As Facebook Heads To 300 Million Users, News Corp’s (NWS) MySpace Faces Trouble

May 22, 2009 by Douglas A. McIntyre

bearWhen Rupert Murdoch’s News Corp (NWS) bought MySpace for $580 million, Wall St. viewed it as a brilliant move. Murdoch got one of the fastest-growing properties on the Internet and it was on it way to becoming one of the largest.

Murdoch has had trouble making money on MySpace. Its revenue last year was pegged at under $1 billion. Google (GOOG) cut a deal to pay News Corp $900 million over three years to have exclusive rights to sell search ads on MySpace. The contract is not likely to be renewed due to the underperformance of the revenue from the social network.

MySpace is facing even more trouble as rival Facebook has passed 225 million users and is projected to have 300 million by later this year, according to AllFacebook. Most data from measurement services including comScore show that MySpace is barely growing at all.

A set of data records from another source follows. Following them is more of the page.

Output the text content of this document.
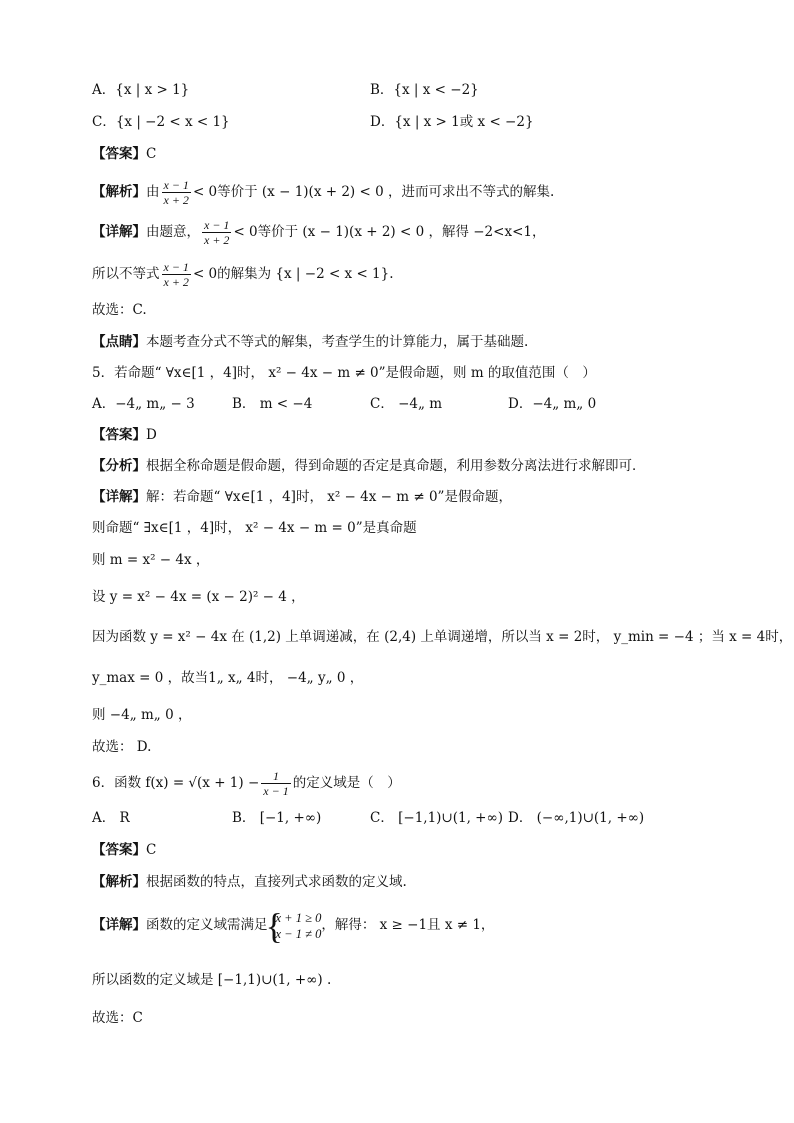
A．{x | x > 1}	B．{x | x < −2}
C．{x | −2 < x < 1}	D．{x | x > 1或 x < −2}
【答案】C
【解析】由 $\frac{x - 1}{x + 2} < 0$等价于 (x − 1)(x + 2) < 0 ，进而可求出不等式的解集.
【详解】由题意， $\frac{x - 1}{x + 2} < 0$等价于 (x − 1)(x + 2) < 0 ，解得 −2<x<1，
所以不等式 $\frac{x - 1}{x + 2} < 0$的解集为 {x | −2 < x < 1}.
故选：C.
【点睛】本题考查分式不等式的解集，考查学生的计算能力，属于基础题.
5．若命题“ ∀x∈[1 ，4]时， x² − 4x − m ≠ 0”是假命题，则 m 的取值范围（　）
A．−4„ m„ − 3	B． m < −4	C． −4„ m	D．−4„ m„ 0
【答案】D
【分析】根据全称命题是假命题，得到命题的否定是真命题，利用参数分离法进行求解即可．
【详解】解：若命题“ ∀x∈[1 ，4]时， x² − 4x − m ≠ 0”是假命题，
则命题“ ∃x∈[1 ，4]时， x² − 4x − m = 0”是真命题
则 m = x² − 4x ，
设 y = x² − 4x = (x − 2)² − 4 ，
因为函数 y = x² − 4x 在 (1,2) 上单调递减，在 (2,4) 上单调递增，所以当 x = 2时， y_min = −4 ；当 x = 4时，
y_max = 0 ，故当1„ x„ 4时， −4„ y„ 0 ，
则 −4„ m„ 0 ，
故选： D.
6．函数 $f(x) = √(x + 1) - \frac{1}{x - 1}$ 的定义域是（　）
A． R	B． [−1, +∞)	C． [−1,1)∪(1, +∞) D． (−∞,1)∪(1, +∞)
【答案】C
【解析】根据函数的特点，直接列式求函数的定义域.
【详解】函数的定义域需满足
{ x + 1 ≥ 0
x − 1 ≠ 0
，解得： x ≥ −1且 x ≠ 1，
所以函数的定义域是 [−1,1)∪(1, +∞) .
故选：C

Facebook’s expansion may be a Pyrrhic victory. Industry estimates are that the huge social network will bring in only $550 million in sales this year. For a site with over 225 million users that sum is extremely disappointing.

Marketers have still not discovered a way to make social networks an effective medium for most advertising. Users cannot easily be grouped in such a way to spark advertiser interest. Visitors to the sites do not go to content destinations like finance or entertainment the way that they do at portal sites like AOL (TWX), MSN (MSFT), of Yahoo! (YHOO).